A Quiet Lack of Meaning
There is a kind of aching mystery about a child who has not found her voice by two, by four, by six. These are the children who may be so silent that even a whispered utterance is welcomed. Their inner lives seem inaccessible to us as we wonder about their feelings and what is on their minds, for sound exists for most of us not only as an event(s) but also as a common and natural medium for our narratives (Altman, 1992).

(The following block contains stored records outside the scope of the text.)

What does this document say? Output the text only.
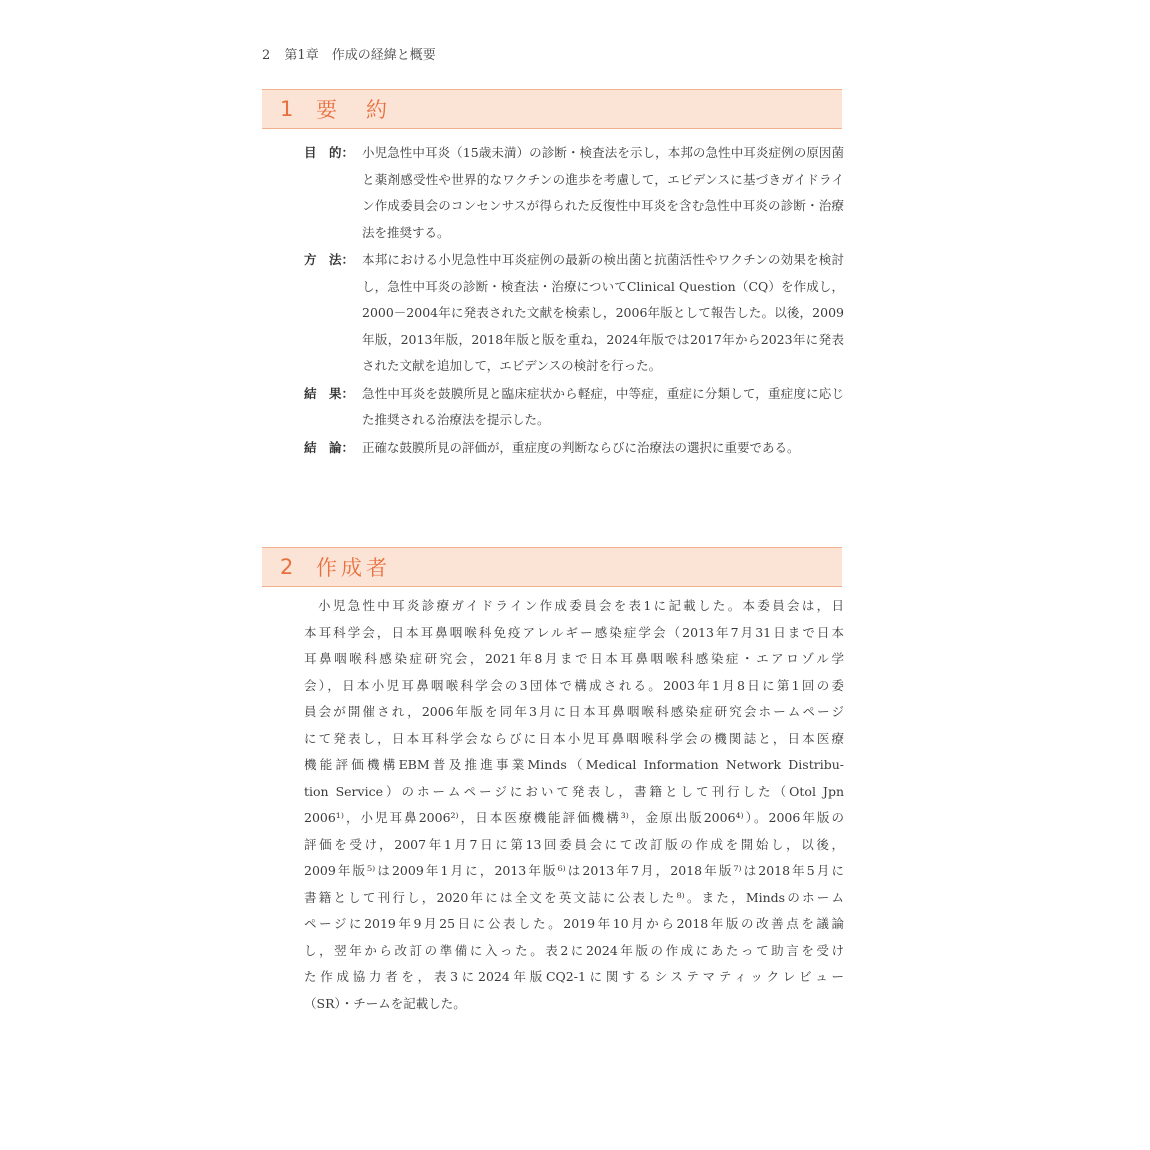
2 第1章　作成の経緯と概要
1	要　約
目　的： 小児急性中耳炎（15歳未満）の診断・検査法を示し，本邦の急性中耳炎症例の原因菌と薬剤感受性や世界的なワクチンの進歩を考慮して，エビデンスに基づきガイドライン作成委員会のコンセンサスが得られた反復性中耳炎を含む急性中耳炎の診断・治療法を推奨する。
方　法： 本邦における小児急性中耳炎症例の最新の検出菌と抗菌活性やワクチンの効果を検討し，急性中耳炎の診断・検査法・治療についてClinical Question（CQ）を作成し，2000－2004年に発表された文献を検索し，2006年版として報告した。以後，2009年版，2013年版，2018年版と版を重ね，2024年版では2017年から2023年に発表された文献を追加して，エビデンスの検討を行った。
結　果： 急性中耳炎を鼓膜所見と臨床症状から軽症，中等症，重症に分類して，重症度に応じた推奨される治療法を提示した。
結　論： 正確な鼓膜所見の評価が，重症度の判断ならびに治療法の選択に重要である。
2	作成者
小児急性中耳炎診療ガイドライン作成委員会を表1に記載した。本委員会は，日
本耳科学会，日本耳鼻咽喉科免疫アレルギー感染症学会（2013年7月31日まで日本
耳鼻咽喉科感染症研究会，2021年8月まで日本耳鼻咽喉科感染症・エアロゾル学
会），日本小児耳鼻咽喉科学会の3団体で構成される。2003年1月8日に第1回の委
員会が開催され，2006年版を同年3月に日本耳鼻咽喉科感染症研究会ホームページ
にて発表し，日本耳科学会ならびに日本小児耳鼻咽喉科学会の機関誌と，日本医療
機能評価機構EBM普及推進事業Minds（Medical Information Network Distribu-
tion Service）のホームページにおいて発表し，書籍として刊行した（Otol Jpn
2006¹⁾，小児耳鼻2006²⁾，日本医療機能評価機構³⁾，金原出版2006⁴⁾）。2006年版の
評価を受け，2007年1月7日に第13回委員会にて改訂版の作成を開始し，以後，
2009年版⁵⁾は2009年1月に，2013年版⁶⁾は2013年7月，2018年版⁷⁾は2018年5月に
書籍として刊行し，2020年には全文を英文誌に公表した⁸⁾。また，Mindsのホーム
ページに2019年9月25日に公表した。2019年10月から2018年版の改善点を議論
し，翌年から改訂の準備に入った。表2に2024年版の作成にあたって助言を受け
た作成協力者を，表3に2024年版CQ2-1に関するシステマティックレビュー
（SR）・チームを記載した。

My experience has been with such children on the autism spectrum. It can happen, as in the case of three-year old Hana, that her own silence eventually engendered hushed tones from her mother, who was subconsciously matching; their rapport had become akin to a mute couple who have not found alternate ways to communicate. In addition to the prevalence of quiet, mother was following early intervention directives and spoke to her daughter in English.
An immigrant, English was not her native language. A complication of that difficult fluency was that meaningful prosodic variations normally found in speech that are expressed through intonation, timing, timbre, etc. — and that are critical to communicative intent in the here-and-now — were missing.

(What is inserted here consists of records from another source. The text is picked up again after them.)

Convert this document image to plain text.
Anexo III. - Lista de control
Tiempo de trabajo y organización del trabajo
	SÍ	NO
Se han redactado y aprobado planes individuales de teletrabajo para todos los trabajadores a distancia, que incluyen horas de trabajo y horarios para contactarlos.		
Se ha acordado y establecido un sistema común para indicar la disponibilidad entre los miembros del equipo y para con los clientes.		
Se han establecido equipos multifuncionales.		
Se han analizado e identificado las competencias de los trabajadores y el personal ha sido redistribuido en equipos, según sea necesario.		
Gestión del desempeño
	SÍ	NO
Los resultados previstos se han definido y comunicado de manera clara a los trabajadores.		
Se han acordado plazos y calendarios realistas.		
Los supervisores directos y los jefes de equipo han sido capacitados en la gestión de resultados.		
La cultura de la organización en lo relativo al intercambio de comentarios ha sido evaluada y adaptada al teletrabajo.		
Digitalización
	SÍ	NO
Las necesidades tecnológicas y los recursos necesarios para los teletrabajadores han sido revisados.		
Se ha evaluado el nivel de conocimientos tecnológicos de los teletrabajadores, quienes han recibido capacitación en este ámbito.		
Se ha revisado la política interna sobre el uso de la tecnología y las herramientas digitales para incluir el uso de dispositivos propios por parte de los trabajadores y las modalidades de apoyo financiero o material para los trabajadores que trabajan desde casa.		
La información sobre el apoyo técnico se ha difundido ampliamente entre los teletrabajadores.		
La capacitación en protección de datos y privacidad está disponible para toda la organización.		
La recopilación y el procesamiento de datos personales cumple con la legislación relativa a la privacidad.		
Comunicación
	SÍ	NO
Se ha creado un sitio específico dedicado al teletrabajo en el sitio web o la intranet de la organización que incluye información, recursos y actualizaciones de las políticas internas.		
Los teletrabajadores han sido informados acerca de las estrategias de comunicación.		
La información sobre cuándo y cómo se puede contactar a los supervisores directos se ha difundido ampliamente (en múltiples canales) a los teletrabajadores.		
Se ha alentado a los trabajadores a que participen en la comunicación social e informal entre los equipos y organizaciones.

Multiple Sounds and Signals of Significance
Having brought music, especially singing, into the relational mix we had been able to cajole some new sounds, but I wondered aloud with her mother about what else Hana had been taking in aurally – her early soundscape – and how we might use and cultivate it reciprocally.
I learned that Mother, Father and extended family engaged with each other in their native Korean, complete with robust prosody, of course. Although for little Hana it had not been a framework for her interactions with others, it was clearly a familiar and soothing background sound; as importantly, for mother these were still the sounds that were the most full of life.

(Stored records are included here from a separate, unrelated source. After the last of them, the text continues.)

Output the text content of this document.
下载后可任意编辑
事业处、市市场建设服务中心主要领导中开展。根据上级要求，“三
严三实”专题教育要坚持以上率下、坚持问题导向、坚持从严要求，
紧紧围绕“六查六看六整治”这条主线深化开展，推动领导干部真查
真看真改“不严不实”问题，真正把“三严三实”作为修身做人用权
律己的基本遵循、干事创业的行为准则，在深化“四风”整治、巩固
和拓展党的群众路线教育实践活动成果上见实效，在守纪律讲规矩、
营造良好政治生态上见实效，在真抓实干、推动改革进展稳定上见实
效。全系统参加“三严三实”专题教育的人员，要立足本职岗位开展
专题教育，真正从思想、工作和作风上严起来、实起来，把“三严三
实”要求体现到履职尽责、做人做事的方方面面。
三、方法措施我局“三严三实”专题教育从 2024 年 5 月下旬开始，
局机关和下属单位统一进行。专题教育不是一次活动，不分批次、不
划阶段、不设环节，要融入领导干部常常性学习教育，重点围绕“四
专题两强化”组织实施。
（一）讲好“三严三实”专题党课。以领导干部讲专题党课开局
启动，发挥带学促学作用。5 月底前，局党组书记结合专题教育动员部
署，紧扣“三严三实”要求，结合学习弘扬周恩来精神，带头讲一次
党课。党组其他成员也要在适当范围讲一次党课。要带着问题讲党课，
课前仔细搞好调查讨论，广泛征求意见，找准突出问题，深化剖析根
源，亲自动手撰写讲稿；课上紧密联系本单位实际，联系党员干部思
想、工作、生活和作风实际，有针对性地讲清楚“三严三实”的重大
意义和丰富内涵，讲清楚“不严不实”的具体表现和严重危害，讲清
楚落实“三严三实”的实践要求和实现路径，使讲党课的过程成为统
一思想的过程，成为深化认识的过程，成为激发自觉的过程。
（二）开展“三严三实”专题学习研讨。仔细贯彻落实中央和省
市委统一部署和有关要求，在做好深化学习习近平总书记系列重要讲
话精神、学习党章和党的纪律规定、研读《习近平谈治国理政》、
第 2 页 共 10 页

As we looked for opportunities to use them meaningfully, Mother returned to the earliest playful bedtime rhymes and songs in Korean which her own mother had used with her, part of a universal maternal phenomenon in which prosody is unique in its affective style and value.
Connecting it to finger/hand plays and simple, individually-tailored sensory activities in washing, swaying and tucking garnered her daughter’s engagement. In this context, her mother’s facial affect and delightful sounds elicited Hana’s first vocal imitations and then spontaneous vocal expressions, which placed them on an essential developmental trajectory that had been delayed.
A Musical Bridge for Two
Later, we were able to transfer these experiences to playful interactions using English as well. It should be emphasized, that in order to do so and to reach jointly significant experiences in sound it was critical for not only the child’s experience to be bridged to genuine meaning, but that mother’s had to be drawn from her own personally evocative sound space as well.
Aspects of the home soundscape, originally a dissociated background for the child, thus grew into a valuable transitional experience of shared embodied meaning wherein as Altman (1992) describes, live sound reveals the actual relationship between the sound producer and perceiver.
Early acoustics create eco-systems with a profusion of incidental and deliberate, wanted and unwanted, natural and human-made sonorities (Schafer, 1994.) Here, my initial curiosity about a voiceless child concerned one of the most basic elements (speech/language), was shaped by cultural/linguistic factors and informed by developmental processes (Greenspan, 2008).
Looking at clues from both the child and the family in this way can help not only the initial focus, but also frames the complexity of early soundscapes, with its immense dynamic potential in cases of communicative disorders and intervention.